In 2025-26, West Yorkshire has been selected as part of a national drive to help improve the health of the population and increase economic growth by providing support to reduce the number of people who cannot work because of ill health.
Investment in our future
In West Yorkshire alone, there are an estimated 101,000 people who are unable to work because of one or more health conditions. As one of eight inactivity trailblazer sites, West Yorkshire has received £20 million investment, enabling us to work together to help reduce the number of people who are economically inactive, which will enable us to:
- Further develop and expand our social care and NHS workforce
- Ensure continued focus on prevention and early intervention activity
- Expand and diversify employment support and employer liaison
In numbers
The Partnership has a memorandum of understanding with the VCSE sector, backed by investment and strong ties into the way the Partnership operates. Investment in the sector, with a focus on helping sustainability and tackling health inequalities, goes beyond the range of service provision and grant funding arrangements in our Places. In 2023, our West Yorkshire VCSE sector had:
- 13,930 organisations (registered and unregistered)

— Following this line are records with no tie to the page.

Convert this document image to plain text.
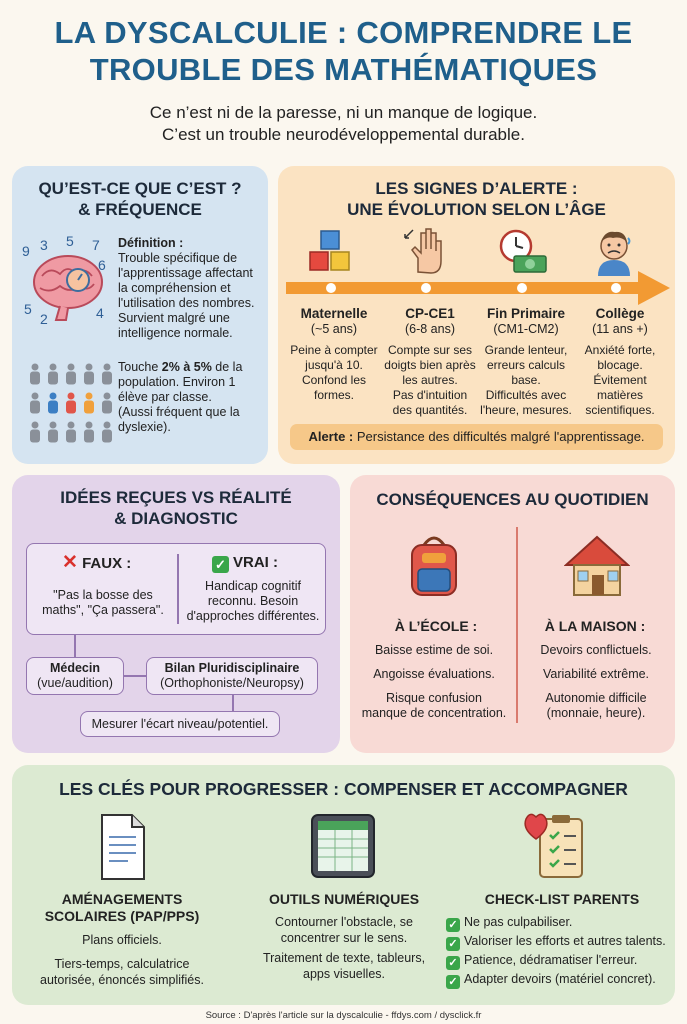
LA DYSCALCULIE : COMPRENDRE LE
TROUBLE DES MATHÉMATIQUES
Ce n’est ni de la paresse, ni un manque de logique.
C’est un trouble neurodéveloppemental durable.
QU’EST-CE QUE C’EST ?
& FRÉQUENCE
9 3 5 7
6
4
2
5
Définition :
Trouble spécifique de
l'apprentissage affectant
la compréhension et
l'utilisation des nombres.
Survient malgré une
intelligence normale.
Touche 2% à 5% de la
population. Environ 1
élève par classe.
(Aussi fréquent que la
dyslexie).
LES SIGNES D’ALERTE :
UNE ÉVOLUTION SELON L’ÂGE
Maternelle
(~5 ans)
Peine à compter
jusqu'à 10.
Confond les
formes.
CP-CE1
(6-8 ans)
Compte sur ses
doigts bien après
les autres.
Pas d'intuition
des quantités.
Fin Primaire
(CM1-CM2)
Grande lenteur,
erreurs calculs
base.
Difficultés avec
l'heure, mesures.
Collège
(11 ans +)
Anxiété forte,
blocage.
Évitement
matières
scientifiques.
Alerte : Persistance des difficultés malgré l'apprentissage.
IDÉES REÇUES VS RÉALITÉ
& DIAGNOSTIC
✕ FAUX :
"Pas la bosse des
maths", "Ça passera".
✓ VRAI :
Handicap cognitif
reconnu. Besoin
d'approches différentes.
Médecin
(vue/audition)
Bilan Pluridisciplinaire
(Orthophoniste/Neuropsy)
Mesurer l'écart niveau/potentiel.
CONSÉQUENCES AU QUOTIDIEN
À L’ÉCOLE :
Baisse estime de soi.
Angoisse évaluations.
Risque confusion
manque de concentration.
À LA MAISON :
Devoirs conflictuels.
Variabilité extrême.
Autonomie difficile
(monnaie, heure).
LES CLÉS POUR PROGRESSER : COMPENSER ET ACCOMPAGNER
AMÉNAGEMENTS
SCOLAIRES (PAP/PPS)
Plans officiels.
Tiers-temps, calculatrice
autorisée, énoncés simplifiés.
OUTILS NUMÉRIQUES
Contourner l'obstacle, se
concentrer sur le sens.
Traitement de texte, tableurs,
apps visuelles.
CHECK-LIST PARENTS
✓ Ne pas culpabiliser.
✓ Valoriser les efforts et autres talents.
✓ Patience, dédramatiser l'erreur.
✓ Adapter devoirs (matériel concret).
Source : D'après l'article sur la dyscalculie - ffdys.com / dysclick.fr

- 31,767 full time equivalent employees delivering 52.4 million working hours a year 132,214 volunteers giving at least 9.5 million hours of work valued at between £94 million and £132 million a year
- an economic value of £1.4 billon and estimated value of £5.18 billion when considering added and social value
You can see more examples of the positive difference our work is making here.
Our Strategy and plans will be revised in line with national timescales over the coming 6 months.